CWs present a convenient, environmental friendly and cost-effective alternative method for the treatment of organic-rich waste streams. Here, we have demonstrated that simplified CWs, in the form of BSFs, can be alternatives to treat WW effectively as high COD, phenolics and salt removal efficiencies were achieved. This study thus lays the groundwork for the use of BSF systems to treat WW in wine-making regions where land is available, such as the Western Cape area in South Africa. Indeed, to completely validate such treatment process, long-term and replicate studies are now required.

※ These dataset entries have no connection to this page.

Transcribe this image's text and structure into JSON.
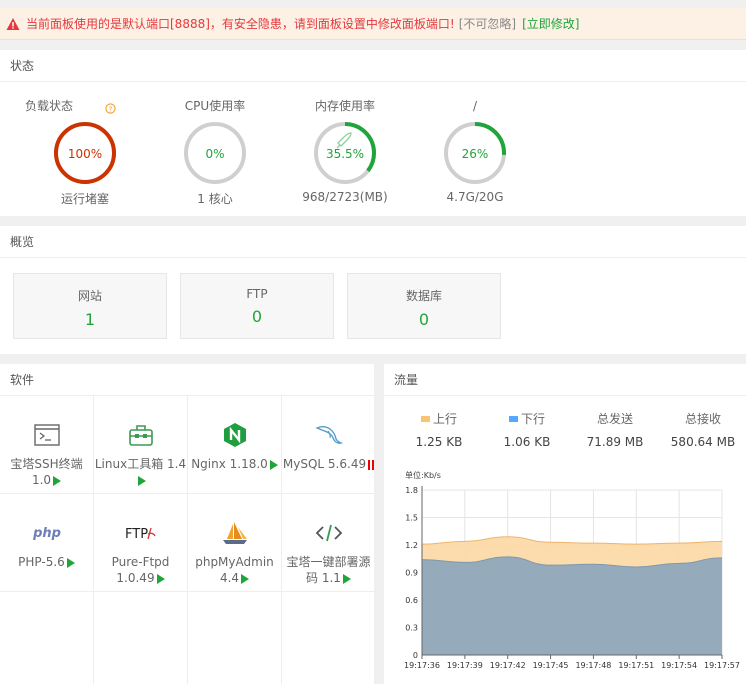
{
  "alert": {
    "message": "当前面板使用的是默认端口[8888]，有安全隐患，请到面板设置中修改面板端口!",
    "ignore": "[不可忽略]",
    "fix": "[立即修改]"
  },
  "status": {
    "title": "状态",
    "gauges": [
      {
        "label": "负载状态",
        "value": "100%",
        "percent": 100,
        "sub": "运行堵塞",
        "color": "#cc3300",
        "help": true
      },
      {
        "label": "CPU使用率",
        "value": "0%",
        "percent": 0,
        "sub": "1 核心",
        "color": "#20a53a",
        "help": false
      },
      {
        "label": "内存使用率",
        "value": "35.5%",
        "percent": 35.5,
        "sub": "968/2723(MB)",
        "color": "#20a53a",
        "help": false,
        "rocket": true
      },
      {
        "label": "/",
        "value": "26%",
        "percent": 26,
        "sub": "4.7G/20G",
        "color": "#20a53a",
        "help": false
      }
    ]
  },
  "overview": {
    "title": "概览",
    "boxes": [
      {
        "label": "网站",
        "value": "1"
      },
      {
        "label": "FTP",
        "value": "0"
      },
      {
        "label": "数据库",
        "value": "0"
      }
    ]
  },
  "software": {
    "title": "软件",
    "items": [
      {
        "name": "宝塔SSH终端 1.0",
        "icon": "terminal-icon",
        "state": "play"
      },
      {
        "name": "Linux工具箱 1.4",
        "icon": "toolbox-icon",
        "state": "play"
      },
      {
        "name": "Nginx 1.18.0",
        "icon": "nginx-icon",
        "state": "play"
      },
      {
        "name": "MySQL 5.6.49",
        "icon": "mysql-dolphin-icon",
        "state": "pause"
      },
      {
        "name": "PHP-5.6",
        "icon": "php-icon",
        "state": "play"
      },
      {
        "name": "Pure-Ftpd 1.0.49",
        "icon": "ftp-icon",
        "state": "play"
      },
      {
        "name": "phpMyAdmin 4.4",
        "icon": "sailboat-icon",
        "state": "play"
      },
      {
        "name": "宝塔一键部署源码 1.1",
        "icon": "code-icon",
        "state": "play"
      }
    ]
  },
  "traffic": {
    "title": "流量",
    "stats": [
      {
        "label": "上行",
        "value": "1.25 KB",
        "swatch": "#f8c372"
      },
      {
        "label": "下行",
        "value": "1.06 KB",
        "swatch": "#52a9ff"
      },
      {
        "label": "总发送",
        "value": "71.89 MB"
      },
      {
        "label": "总接收",
        "value": "580.64 MB"
      }
    ],
    "chart_data": {
      "type": "area",
      "ylabel": "单位:Kb/s",
      "ylim": [
        0,
        1.8
      ],
      "yticks": [
        0,
        0.3,
        0.6,
        0.9,
        1.2,
        1.5,
        1.8
      ],
      "x": [
        "19:17:36",
        "19:17:39",
        "19:17:42",
        "19:17:45",
        "19:17:48",
        "19:17:51",
        "19:17:54",
        "19:17:57"
      ],
      "grid": true,
      "series": [
        {
          "name": "上行",
          "color": "#fcd9a8",
          "values": [
            1.21,
            1.24,
            1.29,
            1.23,
            1.22,
            1.21,
            1.22,
            1.24
          ]
        },
        {
          "name": "下行",
          "color": "#8fa9bd",
          "values": [
            1.04,
            1.01,
            1.07,
            0.98,
            0.99,
            0.96,
            1.0,
            1.06
          ]
        }
      ]
    }
  }
}
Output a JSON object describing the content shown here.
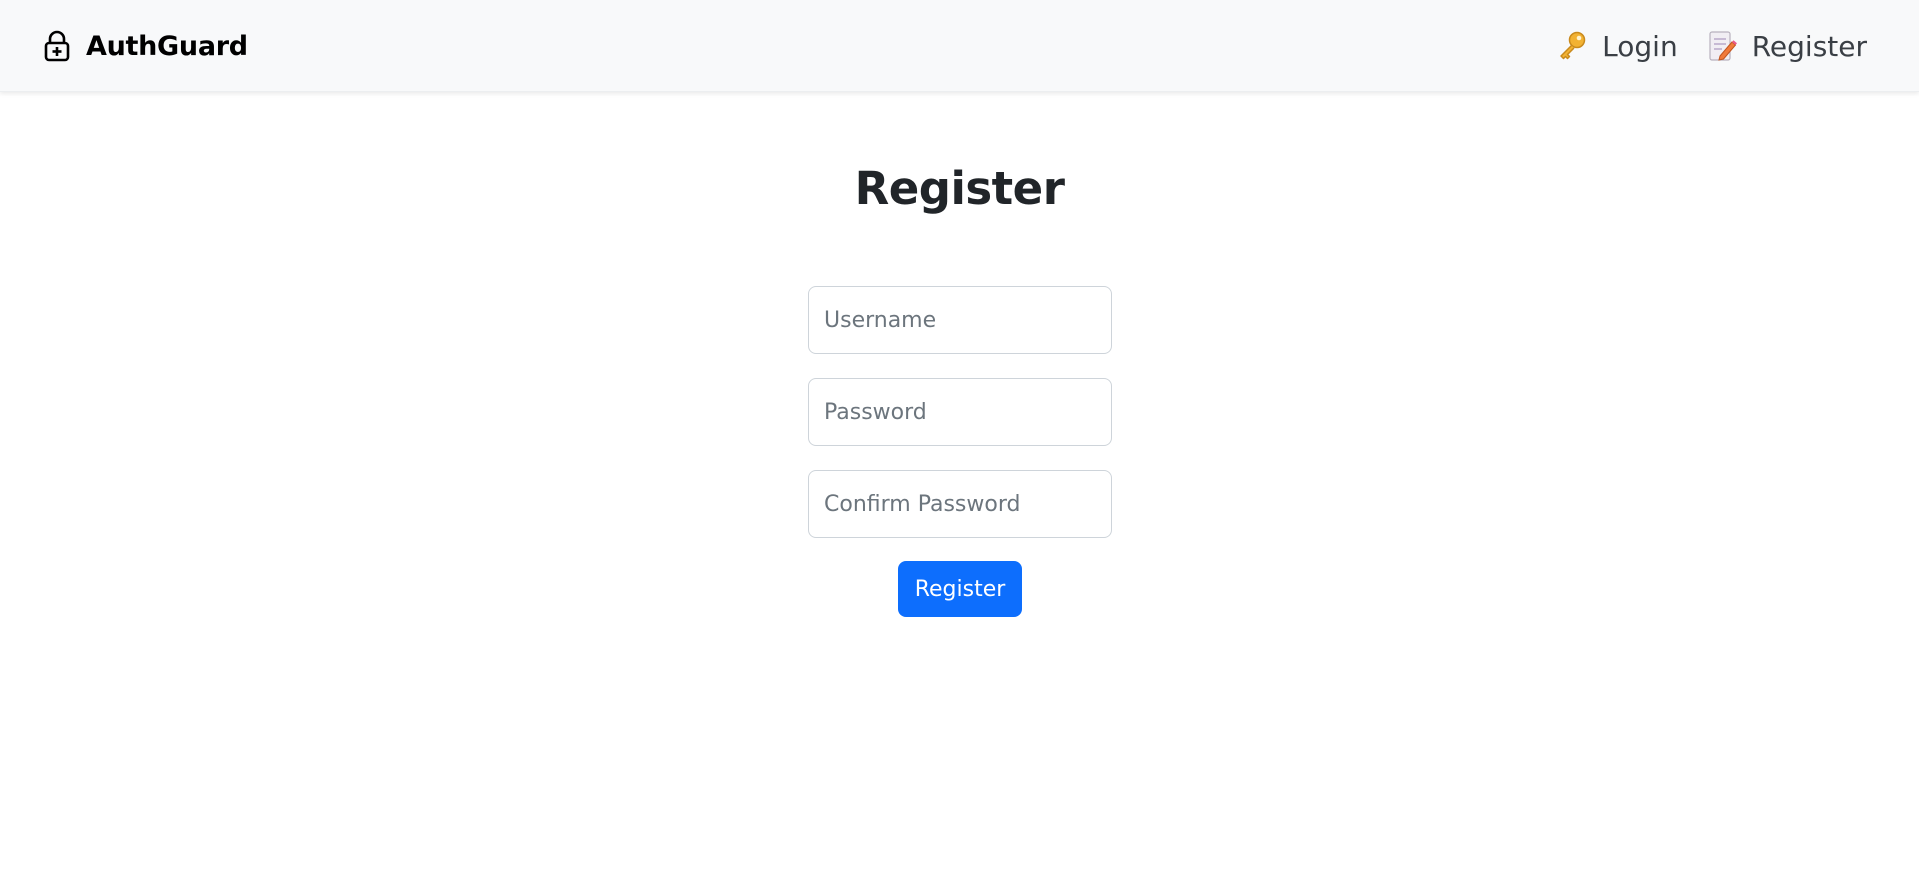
{
  "navbar": {
    "brand": "AuthGuard",
    "brand_icon": "lock-icon",
    "links": [
      {
        "label": "Login",
        "icon": "key-icon"
      },
      {
        "label": "Register",
        "icon": "memo-icon"
      }
    ]
  },
  "page": {
    "title": "Register"
  },
  "form": {
    "username_placeholder": "Username",
    "password_placeholder": "Password",
    "confirm_placeholder": "Confirm Password",
    "submit_label": "Register"
  },
  "colors": {
    "primary": "#0d6efd",
    "navbar_bg": "#f8f9fa",
    "text": "#212529"
  }
}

Finally, this study is the first to our knowledge proving that BSF microbial communities are significantly impacted by WW depending on their spatial locations, probably due to the toxicity of the influent stream (high COD, phenolic content and low pH), but also by the allochthonous bacteria present in the WW. The high removal performances observed throughout the study suggested that the selected microbial communities were nevertheless able to tolerate and participate in the degradation of the WW discharge. Future work investigating and identifying the members of the WW-selected BSF bacterial communities is recommended, as once isolated such bacteria may be of great interest in bioaugmentation technologies aiming to remediate WW.
This study was funded by the Water Research Commission of South Africa (WRC project K5/1725: Health for purpose in wetlands).